Por um lado, esta ocorrência pode ser lida como mais uma ficção a aduzir ao jogo de ficções da pessoa de Pessoa presente na novela. Por outro lado, no entanto, se entrarmos no jogo biográfico proposto, aceitando a existência do “génio” de ímpeto destrutivo (484, passim), que deixa inéditos, “como todo o resto”, “dois vastíssimos estudos (...) sobre a ‘Golden Dawn’”, ou, entre outros escritos, “a insuperável odisseia ‘Triunfo e Glória do Arcanjo São Miguel de Portugal’” (Cláudio, 1988), o seu aparecimento no mesmo palco em que se movimenta o semi-heterónimo pessoano pode, também ele, consubstanciar uma notável estratégia de veridicção da própria ficção pessoana.
Referências
ARNAUT, Ana Paula (2012). “Tiago Veiga. Uma biografia (Mário Cláudio): a invenção da verdade”, in Carlos Reis, et alii (coord.), Uma coisa na ordem das coisas. Estudos para Ofélia Paiva Monteiro. Coimbra: IUC. 59-87.

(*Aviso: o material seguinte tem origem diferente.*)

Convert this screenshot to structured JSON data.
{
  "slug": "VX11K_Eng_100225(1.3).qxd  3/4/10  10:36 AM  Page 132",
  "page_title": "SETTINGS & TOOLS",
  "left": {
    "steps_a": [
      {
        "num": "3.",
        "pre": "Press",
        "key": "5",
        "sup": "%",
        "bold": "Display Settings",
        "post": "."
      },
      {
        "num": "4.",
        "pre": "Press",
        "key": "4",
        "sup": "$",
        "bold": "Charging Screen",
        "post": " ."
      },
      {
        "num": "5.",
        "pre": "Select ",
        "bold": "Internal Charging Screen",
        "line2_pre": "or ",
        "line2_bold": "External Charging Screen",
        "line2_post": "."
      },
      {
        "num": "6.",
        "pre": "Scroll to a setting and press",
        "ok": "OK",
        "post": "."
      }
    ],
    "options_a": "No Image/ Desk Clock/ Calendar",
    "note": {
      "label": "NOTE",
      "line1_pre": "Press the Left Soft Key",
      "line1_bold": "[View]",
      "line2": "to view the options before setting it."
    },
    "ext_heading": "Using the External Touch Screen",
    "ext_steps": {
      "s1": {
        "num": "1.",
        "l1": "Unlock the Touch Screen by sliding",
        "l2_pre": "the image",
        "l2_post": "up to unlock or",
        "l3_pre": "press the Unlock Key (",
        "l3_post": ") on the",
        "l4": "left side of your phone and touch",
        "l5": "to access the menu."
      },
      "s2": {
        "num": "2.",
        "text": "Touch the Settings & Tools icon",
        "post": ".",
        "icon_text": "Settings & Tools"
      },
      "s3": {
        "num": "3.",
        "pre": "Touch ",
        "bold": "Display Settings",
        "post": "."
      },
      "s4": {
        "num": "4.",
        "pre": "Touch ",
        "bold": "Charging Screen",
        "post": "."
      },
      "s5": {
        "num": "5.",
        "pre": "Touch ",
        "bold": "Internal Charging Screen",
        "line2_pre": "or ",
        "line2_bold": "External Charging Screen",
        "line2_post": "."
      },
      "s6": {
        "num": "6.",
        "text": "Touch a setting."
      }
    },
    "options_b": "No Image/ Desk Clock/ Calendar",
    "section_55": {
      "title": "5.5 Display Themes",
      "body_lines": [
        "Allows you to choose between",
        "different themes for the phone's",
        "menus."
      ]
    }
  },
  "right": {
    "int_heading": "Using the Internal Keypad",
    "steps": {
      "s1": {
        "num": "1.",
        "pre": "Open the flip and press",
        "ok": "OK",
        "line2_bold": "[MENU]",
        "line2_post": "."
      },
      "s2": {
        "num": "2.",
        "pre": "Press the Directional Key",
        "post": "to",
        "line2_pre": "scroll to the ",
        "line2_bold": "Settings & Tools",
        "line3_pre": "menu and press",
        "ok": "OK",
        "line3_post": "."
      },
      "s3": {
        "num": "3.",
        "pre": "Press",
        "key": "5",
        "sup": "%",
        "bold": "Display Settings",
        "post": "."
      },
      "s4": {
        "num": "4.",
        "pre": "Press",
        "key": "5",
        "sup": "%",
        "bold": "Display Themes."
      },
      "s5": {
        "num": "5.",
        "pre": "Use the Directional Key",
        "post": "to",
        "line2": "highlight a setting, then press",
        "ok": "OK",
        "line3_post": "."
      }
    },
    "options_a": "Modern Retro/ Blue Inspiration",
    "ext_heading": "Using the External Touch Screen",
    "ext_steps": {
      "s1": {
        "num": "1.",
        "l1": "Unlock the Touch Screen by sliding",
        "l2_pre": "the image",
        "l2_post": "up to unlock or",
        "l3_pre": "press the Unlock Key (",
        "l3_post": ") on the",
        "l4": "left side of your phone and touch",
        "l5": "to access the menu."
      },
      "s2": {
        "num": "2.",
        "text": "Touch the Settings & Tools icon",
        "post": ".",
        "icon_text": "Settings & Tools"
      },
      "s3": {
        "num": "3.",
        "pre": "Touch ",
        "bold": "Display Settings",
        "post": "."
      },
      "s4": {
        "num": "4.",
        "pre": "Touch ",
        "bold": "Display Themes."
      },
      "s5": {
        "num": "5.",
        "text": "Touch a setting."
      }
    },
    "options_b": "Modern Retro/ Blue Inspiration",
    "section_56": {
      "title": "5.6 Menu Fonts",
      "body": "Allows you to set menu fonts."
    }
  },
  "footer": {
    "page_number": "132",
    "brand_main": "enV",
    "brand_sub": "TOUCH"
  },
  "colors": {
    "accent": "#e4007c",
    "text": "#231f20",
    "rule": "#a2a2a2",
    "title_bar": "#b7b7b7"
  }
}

CLÁUDIO, Mário (1988). “Tiago Veiga”. Tempo/Cultura, 18 agosto: 9.
____ (2008). Boa noite, senhor Soares. Lisboa: Dom Quixote.
____ (2011). Tiago Veiga. Uma Biografia. Lisboa: Dom Quixote.
LAGARTINHO, Rui (2011). “Sou incapaz de desinventar completamente uma vida”. Entrevista a Mário Cláudio. Público/Ípsilon.